Будни самогонщика Гоши,

22
18
20
22
24
26
28
30

У костра возник Дюлька.

– Есть хочешь? – спросил я.

Он закивал головой.

– Зови возчиков, я приготовил на всех.

Продукты клал от души, в компании веселее. Дюлька кивнул и исчез. Я снял котел с перекладины, примостил его на земле. Пусть стынет. Притащил седло – на земле сидеть холодно. Появились возчики. Они робко встали, поглядывая на меня.

– Садитесь, друзья! – пригласил я. – Будем пить и есть. Ложки имеются?

Они закивали. У крестьян все есть, особенно для себя. Я открутил пробку с кега, наплескал в стакан сэма. Граммов сто на глаз.

– Первый – Кинреку! Он у нас раненый, заслужил.

Кинрек с радостью взял стакан и осушил в два глотка. Протянул мне.

– Следующий!..

За распитием познакомились. Двух взрослых возчиков звали Мурр и Кирр. Именно так – с двойной «р». А что, нормальные имена.

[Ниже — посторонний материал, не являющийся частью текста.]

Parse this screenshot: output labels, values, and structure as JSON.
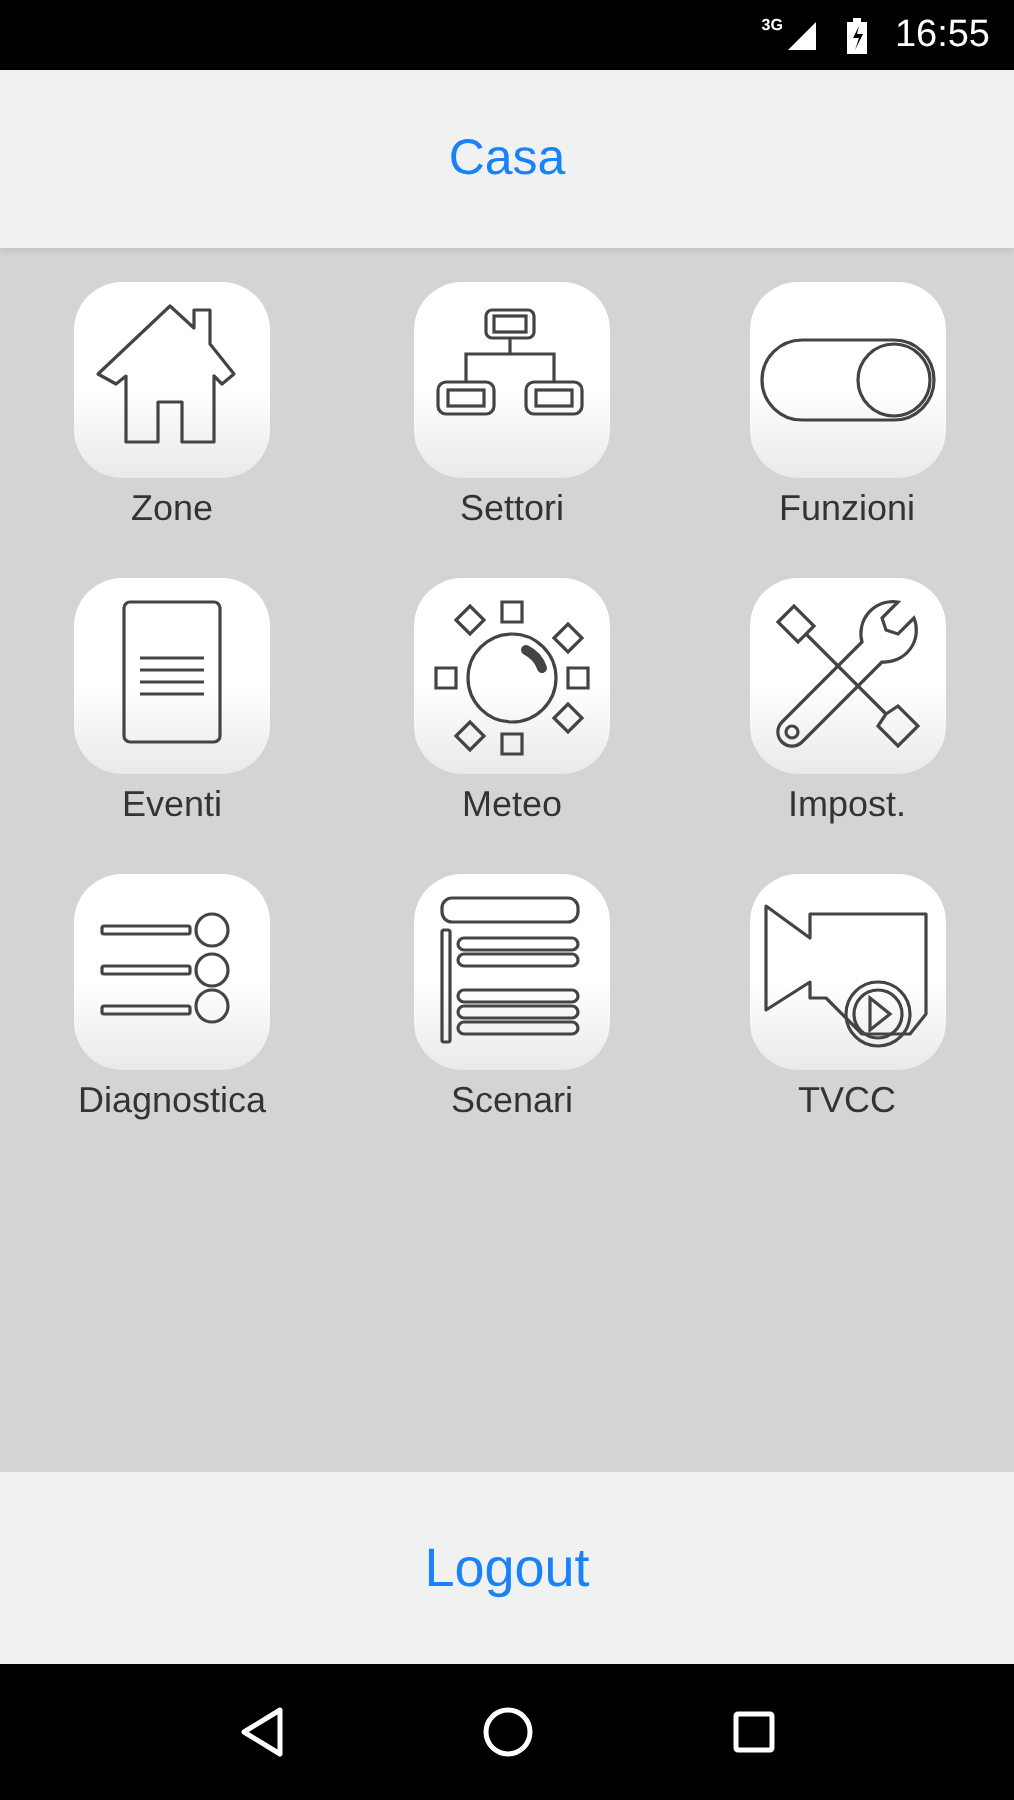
{
  "status_bar": {
    "network": "3G",
    "time": "16:55"
  },
  "header": {
    "title": "Casa"
  },
  "tiles": [
    {
      "kind": "house",
      "label": "Zone"
    },
    {
      "kind": "network",
      "label": "Settori"
    },
    {
      "kind": "toggle",
      "label": "Funzioni"
    },
    {
      "kind": "document",
      "label": "Eventi"
    },
    {
      "kind": "sun",
      "label": "Meteo"
    },
    {
      "kind": "tools",
      "label": "Impost."
    },
    {
      "kind": "list",
      "label": "Diagnostica"
    },
    {
      "kind": "scenes",
      "label": "Scenari"
    },
    {
      "kind": "camera",
      "label": "TVCC"
    }
  ],
  "footer": {
    "button": "Logout"
  }
}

Дюльке решили не наливать – молод еще. Зато он первый залез ложкой в котел и бросил кулеш в рот.

– Скусно как! – сказал, прожевав. – Мяса много.

Он откусил от краюхи. Другие не заставили себя упрашивать. Я накатил стакан сэма и включился в процесс. Ели возчики аккуратно, зачерпывая кулеш строго по очереди. Дули на содержимое ложки, подставив снизу кусок хлеба, чтобы капли не пропадали. Крестьяне. Так ел мой дедушка.

– По второй? – предложил я, утолив первый голод.

Возчики закивали. Стакан вновь пошел по рукам. Мне стало хорошо. Зачерпнув из котла несколько раз, я дожевал хлеб и вытер ложку краем салфетки. Счас спою! А кто запретит? Что-нибудь такое к случаю, где друзья сидят хорошо так. И опрокидывают.

Недавно его встретил я, он мне родня по юности. Смотрели, ухмылялися да стукали в две рюмочки. Ну, как живешь? – Не спрашивай: всем миром правит добрая, Хорошая, чуть вздорная, но мне уже не страшная: Белая река…

Петь я умею, и голос у меня сильный. В Дымках в застольях с соседями всегда начинал. А они подтягивали. Возчики перестали есть и уставились на меня.

А помнишь эту песенку, что запевали с детства мы В подъезде да на лесенке, стояли наши стороны. И свет, окном разбавленный, был нам милее солнышка. И ветерок отравленный глотали мы из горлышка. Белая река, капли о былом, ах, река-рука, поведи крылом. Я тону, и мне, в этих пустяках, рюмка на столе – небо на руках.

Хорошая песня, душевная. Вроде по-русски пою, но получается со всеми местными хрр-прр. Вижу – парням понятно каждое слово. Оттого стараюсь.

И к миру, где все поровну, судьба мела нас веником. А мы смотрели в сторону, и было все до фени нам. И в этой вечной осени сидим с тобой, два голых тополя. А смерть считает до семи, и утирает сопли нам[4].

Я смолк. На поляне стояла тишина. Возчики смотрели на кого-то за костром. Я поднял взгляд – Мюи!

– О чем твоя песня, Гош? – спросила она.

Ага. Некоторым нужно объяснять. Не обязательно так, как задумал Шевчук.